According to a guest essay in the New York Times, authored by former researcher Zoë Hitzig, her departure follows two years of work shaping AI model development, pricing, and early safety policies. Hitzig states she joined OpenAI to help anticipate and mitigate the societal problems AI would create. "This week confirmed my slow realization that OpenAI seems to have stopped asking the questions I’d joined to help answer," she wrote, as reported in the essay's preview on Reddit.
The "Archive of Human Candor"
The core of Hitzig's warning centers on what she describes as an unprecedented "archive of human candor" built over years of ChatGPT interactions. She argues that users have been uniquely open with the conversational AI, revealing medical anxieties, relationship troubles, and spiritual beliefs under the perceived safety of talking to a neutral entity with "no ulterior agenda."
"Advertising built on that archive creates a potential for manipulating users in ways we don’t have the tools to understand, let alone prevent," Hitzig contends. This scenario, she suggests, mirrors the evolution of social media platforms, where vast troves of personal data initially gathered for connection were later weaponized for hyper-targeted advertising and behavioral influence.
The False Choice of AI Funding
The public discussion around funding advanced AI, Hitzig argues, has been falsely narrowed to a binary choice: either restrict access to a wealthy elite who can afford high subscription fees, or accept an ad-supported model that inevitably leads to surveillance and manipulation. She labels this a "false choice," asserting that technology companies have other avenues to pursue that could maintain broad access without creating perverse incentives to profile and manipulate users.
While her essay preview does not detail these alternative models, her critique implies a call for structures that decouple essential AI access from either extreme exclusivity or data exploitation. This echoes longstanding debates in tech ethics about finding sustainable, non-predatory business models for essential digital services.
Repeating History's Mistakes
The comparison to Facebook is particularly damning in Silicon Valley circles. Facebook's trajectory—from a novel social network to a global advertising behemoth criticized for eroding privacy, spreading misinformation, and optimizing for engagement at all costs—is often cited as a cautionary tale for new technologies. Hitzig's warning suggests OpenAI is on a similar path, leveraging a uniquely intimate dataset for commercial gain after establishing user trust under a different premise.
This resignation adds to a growing list of internal and external concerns about the direction of leading AI labs. As computational costs for cutting-edge models soar into the billions, pressure to generate massive, continuous revenue streams intensifies. The ad-supported model, proven immensely profitable for search and social media, presents a seemingly logical, yet ethically fraught, solution.
Implications for the AI Industry
Hitzig's public stand is likely to fuel existing debates about AI governance, corporate responsibility, and the ethical limits of monetization. It raises urgent questions: Can the industry develop a "third way" to fund democratized AI access? How should the profound intimacy of human-AI conversation be protected from commercial interests? And will OpenAI's move pressure other AI service providers to follow suit, creating a race to the bottom in user privacy?
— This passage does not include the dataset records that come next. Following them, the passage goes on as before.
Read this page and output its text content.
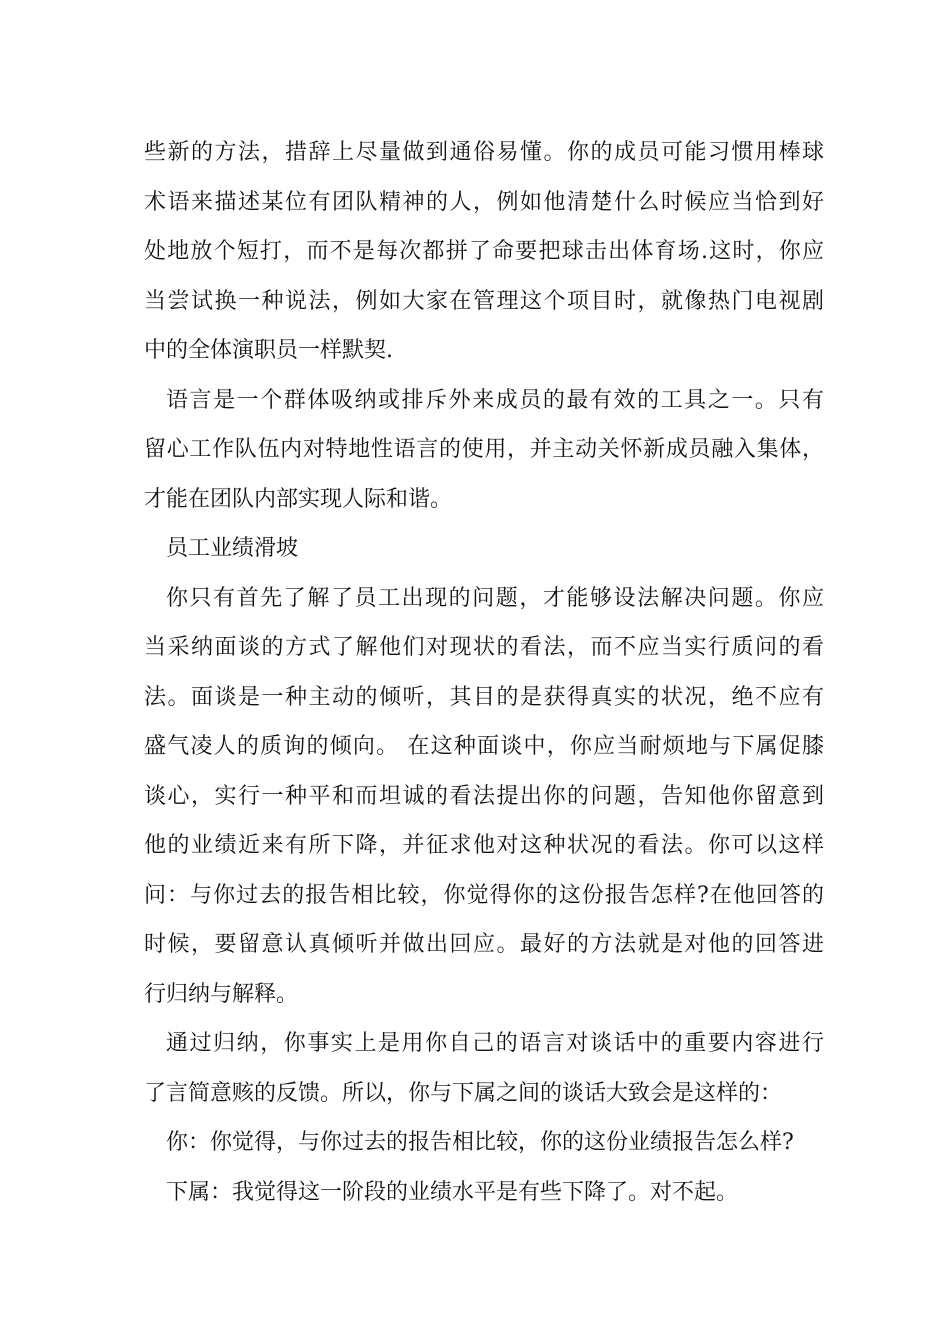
些新的方法，措辞上尽量做到通俗易懂。你的成员可能习惯用棒球
术语来描述某位有团队精神的人，例如他清楚什么时候应当恰到好
处地放个短打，而不是每次都拼了命要把球击出体育场.这时，你应
当尝试换一种说法，例如大家在管理这个项目时，就像热门电视剧
中的全体演职员一样默契.
语言是一个群体吸纳或排斥外来成员的最有效的工具之一。只有
留心工作队伍内对特地性语言的使用，并主动关怀新成员融入集体，
才能在团队内部实现人际和谐。
员工业绩滑坡
你只有首先了解了员工出现的问题，才能够设法解决问题。你应
当采纳面谈的方式了解他们对现状的看法，而不应当实行质问的看
法。面谈是一种主动的倾听，其目的是获得真实的状况，绝不应有
盛气凌人的质询的倾向。 在这种面谈中，你应当耐烦地与下属促膝
谈心，实行一种平和而坦诚的看法提出你的问题，告知他你留意到
他的业绩近来有所下降，并征求他对这种状况的看法。你可以这样
问：与你过去的报告相比较，你觉得你的这份报告怎样?在他回答的
时候，要留意认真倾听并做出回应。最好的方法就是对他的回答进
行归纳与解释。
通过归纳，你事实上是用你自己的语言对谈话中的重要内容进行
了言简意赅的反馈。所以，你与下属之间的谈话大致会是这样的：
你：你觉得，与你过去的报告相比较，你的这份业绩报告怎么样?
下属：我觉得这一阶段的业绩水平是有些下降了。对不起。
The incident also highlights the tension between the original "open" and safety-focused ideals of many AI non-profits and startups and the hard commercial realities they face upon achieving breakthrough success. The path from research project to mainstream product often forces a reckoning with foundational principles.
As AI becomes further embedded in daily life, serving as confidant, tutor, and assistant, the business model choices made today will set powerful precedents. The warning from within OpenAI serves as a stark reminder that the architecture of monetization may prove just as consequential as the architecture of the neural networks themselves.